Mindray Medical International was set up in China in 1991 by 29-year-old Xu Hang with a modest outlay of RMB900,000 ($142,000). The company was created to import and distribute medical devices such as patient monitors.

But by 1995, Mr Xu had decided to transform the business into a manufacturer of cutting-edge medical monitoring and diagnostic devices. Eleven years later, Mindray launched the first domestically produced digital, fully patented and colour ultrasound imaging device.

The challenge

The successful launch caught the attention of Mindray’s international rivals. Mr Xu had to work out how to maintain his company’s transition into manufacturing as its competitors were adjusting their own products and prices.

The strategy

From the start, Mindray adopted a cut-in approach: building the in-house competence to develop products for the mid-tier markets as a springboard to enter the bottom of top-tier and top of bottom-tier markets.

To achieve this, the company focused both on improving the functionality of its products and on their emotional benefits to doctors and patients.

● Innovations focused on providing value to the customer. The aim was to understand what doctors, specialists, purchasers and hospital administrators wanted out of it rather than treating technological enhancement of the product as an end in itself.

Mindray also stressed the “high performance-to-price ratio”, which it believed resonated with medical professionals. Mr Xu argued that “a Mindray product is the world’s best for the same price and the cheapest for the same quality”.

● Mindray was shrewd in how it marketed and positioned its products. One objective was to stress that the high-quality product buyers were purchasing was made in China.

At the China launch of its colour ultrasound machine, for instance, local musicians played traditional Chinese instruments to strike a patriotic chord among domestic customers. Follow-up launches across the country emphasised the point.

● When selling overseas, Mindray avoided big, sophisticated institutions with whom big name competitors already had deep relationships. In Asia, Africa, and eastern Europe, the target customers for the colour ultrasound were small or medium-sized hospitals. In western Europe and the US, Mindray focused on private clinics and small private hospitals.

The results

By 2008, Mindray had more than 5,500 employees worldwide, and had introduced more than 50 new products in local and international markets.

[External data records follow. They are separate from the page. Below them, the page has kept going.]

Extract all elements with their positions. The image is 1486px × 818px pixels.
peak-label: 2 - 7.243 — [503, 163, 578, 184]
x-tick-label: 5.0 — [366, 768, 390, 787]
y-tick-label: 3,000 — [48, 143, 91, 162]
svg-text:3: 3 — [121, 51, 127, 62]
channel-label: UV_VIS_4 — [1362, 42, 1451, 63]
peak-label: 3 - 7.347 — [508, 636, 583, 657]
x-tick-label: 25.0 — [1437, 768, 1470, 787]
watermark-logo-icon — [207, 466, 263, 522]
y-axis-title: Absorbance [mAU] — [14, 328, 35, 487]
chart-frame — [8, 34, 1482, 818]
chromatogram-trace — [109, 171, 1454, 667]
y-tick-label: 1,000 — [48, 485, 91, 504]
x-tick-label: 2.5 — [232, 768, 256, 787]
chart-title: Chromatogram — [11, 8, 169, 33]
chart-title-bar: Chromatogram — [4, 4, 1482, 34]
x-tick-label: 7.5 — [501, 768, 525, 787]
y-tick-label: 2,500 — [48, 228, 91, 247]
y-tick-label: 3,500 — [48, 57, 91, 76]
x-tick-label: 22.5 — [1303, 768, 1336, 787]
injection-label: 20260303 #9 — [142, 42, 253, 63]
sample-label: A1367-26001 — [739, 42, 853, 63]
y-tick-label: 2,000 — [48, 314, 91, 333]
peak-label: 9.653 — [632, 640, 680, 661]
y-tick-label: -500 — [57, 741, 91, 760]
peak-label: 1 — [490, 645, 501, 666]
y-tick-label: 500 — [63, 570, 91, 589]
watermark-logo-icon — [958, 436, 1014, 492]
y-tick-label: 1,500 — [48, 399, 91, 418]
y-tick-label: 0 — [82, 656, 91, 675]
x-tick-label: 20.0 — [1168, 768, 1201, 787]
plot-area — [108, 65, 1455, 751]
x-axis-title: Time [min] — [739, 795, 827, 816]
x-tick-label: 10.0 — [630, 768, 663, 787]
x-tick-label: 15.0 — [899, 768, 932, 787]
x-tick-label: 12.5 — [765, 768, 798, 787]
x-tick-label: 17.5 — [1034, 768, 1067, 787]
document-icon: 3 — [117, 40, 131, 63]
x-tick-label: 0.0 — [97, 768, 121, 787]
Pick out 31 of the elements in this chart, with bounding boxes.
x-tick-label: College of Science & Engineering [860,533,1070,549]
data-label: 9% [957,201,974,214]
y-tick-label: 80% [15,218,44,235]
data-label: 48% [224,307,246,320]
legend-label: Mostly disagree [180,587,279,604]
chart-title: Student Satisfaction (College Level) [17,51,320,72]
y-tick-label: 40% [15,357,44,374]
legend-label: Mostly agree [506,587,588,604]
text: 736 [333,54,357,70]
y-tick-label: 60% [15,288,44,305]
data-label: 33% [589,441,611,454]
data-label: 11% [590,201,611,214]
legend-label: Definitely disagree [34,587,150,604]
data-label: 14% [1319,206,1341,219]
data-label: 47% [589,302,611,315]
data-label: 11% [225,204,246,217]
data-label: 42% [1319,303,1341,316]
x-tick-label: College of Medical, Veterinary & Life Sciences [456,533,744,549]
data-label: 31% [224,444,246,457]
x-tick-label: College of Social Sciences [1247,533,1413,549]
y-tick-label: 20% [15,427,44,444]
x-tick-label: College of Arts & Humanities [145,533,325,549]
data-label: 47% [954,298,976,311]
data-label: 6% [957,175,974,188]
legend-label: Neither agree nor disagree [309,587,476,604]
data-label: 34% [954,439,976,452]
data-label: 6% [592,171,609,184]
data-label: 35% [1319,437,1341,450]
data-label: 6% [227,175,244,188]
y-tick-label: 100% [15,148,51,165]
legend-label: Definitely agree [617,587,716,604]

It had established the largest research and development team in the Chinese medical devices industry, with more than 1,500 engineers representing about 30 per cent of the total staff.

The company’s heavy investment in R&D has helped to drive innovation and protect its market share: when rivals entered the Chinese market and slashed prices, Mindray was able to respond with well-judged innovation.

It invests about 10 per cent of net revenue in R&D, and it recently launched a project to improve efficiency and streamline the process between R&D centres around the world. Mindray averages eight new products a year and in the first quarter of 2012 net revenue stood at $219m.

Its successful approach to innovation also allowed it to stave off several takeover attempts by General Electric.

The lessons

Mindray’s innovations are geared to customer value rather than emphasising product capability only. This approach is highly effective in building a company in an emerging economy, especially when facing technologically superior competitors.

The approach is successful at least in part because the company has a clear understanding of the functional and emotional benefits that its products will have for purchasers and end users.